Consolidated namespace architecture

Context and Problem Statement

Kubernetes best practices often suggest one namespace per component for blast-radius isolation. However, the CIMPL deployment targets AKS Automatic, where Deployment Safeguards apply namespace-level policies and every namespace exclusion (for Gatekeeper) must be individually configured. Additionally, the platform must support multiple independent "stacks" on the same cluster (e.g., blue/green deployments for testing), where each stack needs its own set of middleware and services.

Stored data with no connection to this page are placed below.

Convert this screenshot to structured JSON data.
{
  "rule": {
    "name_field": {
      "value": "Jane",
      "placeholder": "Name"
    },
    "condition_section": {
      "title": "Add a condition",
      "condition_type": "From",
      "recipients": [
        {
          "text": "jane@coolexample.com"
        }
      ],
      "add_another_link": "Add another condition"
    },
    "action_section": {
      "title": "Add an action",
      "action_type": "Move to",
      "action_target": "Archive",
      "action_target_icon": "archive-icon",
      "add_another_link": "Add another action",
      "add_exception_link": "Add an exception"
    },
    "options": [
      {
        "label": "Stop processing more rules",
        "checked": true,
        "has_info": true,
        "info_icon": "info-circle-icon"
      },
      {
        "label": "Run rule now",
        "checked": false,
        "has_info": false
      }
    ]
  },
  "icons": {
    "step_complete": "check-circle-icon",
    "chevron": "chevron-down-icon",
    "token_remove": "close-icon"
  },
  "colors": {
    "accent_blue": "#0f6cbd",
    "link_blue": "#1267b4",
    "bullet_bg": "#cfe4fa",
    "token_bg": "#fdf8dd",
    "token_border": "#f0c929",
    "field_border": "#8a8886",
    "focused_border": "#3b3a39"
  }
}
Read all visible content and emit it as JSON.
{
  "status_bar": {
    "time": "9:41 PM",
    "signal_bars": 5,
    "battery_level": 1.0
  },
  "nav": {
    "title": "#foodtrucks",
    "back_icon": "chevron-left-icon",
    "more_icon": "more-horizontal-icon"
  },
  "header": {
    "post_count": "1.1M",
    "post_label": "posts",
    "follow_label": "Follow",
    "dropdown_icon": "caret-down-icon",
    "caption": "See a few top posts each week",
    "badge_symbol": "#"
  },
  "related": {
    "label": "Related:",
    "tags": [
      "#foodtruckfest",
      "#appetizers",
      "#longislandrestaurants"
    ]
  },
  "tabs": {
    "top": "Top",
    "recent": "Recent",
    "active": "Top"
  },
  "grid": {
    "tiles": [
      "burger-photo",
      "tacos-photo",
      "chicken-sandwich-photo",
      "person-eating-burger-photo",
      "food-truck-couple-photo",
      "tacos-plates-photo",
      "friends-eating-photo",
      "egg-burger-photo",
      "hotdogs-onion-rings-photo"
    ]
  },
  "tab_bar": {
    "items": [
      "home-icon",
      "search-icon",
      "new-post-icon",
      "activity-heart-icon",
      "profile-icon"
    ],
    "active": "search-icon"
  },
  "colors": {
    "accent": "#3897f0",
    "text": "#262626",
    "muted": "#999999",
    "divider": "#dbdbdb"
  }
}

The original architecture used separate namespaces per component (elasticsearch, postgresql, redis, rabbitmq, airflow, keycloak). This created:

  • 6+ namespace exclusions to manage for Gatekeeper policies
  • Cross-namespace service discovery with full FQDNs everywhere
  • No clean mechanism for multi-stack isolation (each stack would need 6+ uniquely named namespaces)

Decision Drivers

  • Multi-stack support: a stack_id suffix must cleanly produce isolated sets of resources
  • AKS Deployment Safeguards: fewer namespaces = fewer exclusion configurations
  • Istio sidecar injection is namespace-scoped (all-or-nothing)
  • OSDU services need Istio mTLS; middleware generally does not (see ADR-0008)
  • Terraform module organization: each module deploys into a namespace passed as a variable

Considered Options

  • Per-component namespaces: elasticsearch, postgresql, redis, rabbitmq, airflow, keycloak, osdu
  • Two consolidated namespaces: platform (all middleware) + osdu (all OSDU services)
  • Single namespace: everything in one namespace

Decision Outcome

Chosen option: "Two consolidated namespaces", because the platform / osdu split aligns with the Istio injection boundary (OSDU services need sidecars, middleware does not) and provides clean multi-stack isolation via suffix (platform-blue, osdu-blue).

Namespace layout

Namespace Contents Istio Injection Stack suffix example
platform Elasticsearch, PostgreSQL, Redis, RabbitMQ, MinIO, Keycloak, Airflow, cert-manager, Karpenter NodePool Disabled platform-blue
osdu OSDU common resources (ConfigMap, secrets), Partition, Entitlements, and all future OSDU services Enabled (STRICT mTLS) osdu-blue

Service discovery

All cross-namespace references use fully-qualified service names computed from the namespace local:

locals {
  platform_namespace = var.stack_id != "" ? "platform-${var.stack_id}" : "platform"
  osdu_namespace     = var.stack_id != "" ? "osdu-${var.stack_id}" : "osdu"
  postgresql_host    = "postgresql-rw.${local.platform_namespace}.svc.cluster.local"
  redis_host         = "redis-master.${local.platform_namespace}.svc.cluster.local"
  keycloak_host      = "keycloak.${local.platform_namespace}.svc.cluster.local"
}

Node scheduling

All middleware and OSDU services share a single Karpenter NodePool named platform:

  • Toleration: workload=platform:NoSchedule
  • NodeSelector: agentpool: platform
  • VM SKUs: D-series, 4-8 vCPU, premium storage capable

Lightweight workloads (MinIO, Airflow task pods) run on the auto-provisioned default pool with no tolerations.

Consequences

  • Good, because multi-stack isolation requires only 2 namespace suffixes, not 6+
  • Good, because only 2 namespaces to configure for Gatekeeper exclusions
  • Good, because Istio injection boundary matches the namespace boundary exactly
  • Good, because OSDU services discover middleware via simple FQDN locals
  • Neutral, because all middleware shares a failure domain. A bad deploy of one component can affect namespace-level resources (but Terraform guards this)
  • Bad, because namespace-level RBAC is coarser (a user with access to platform can see all middleware secrets)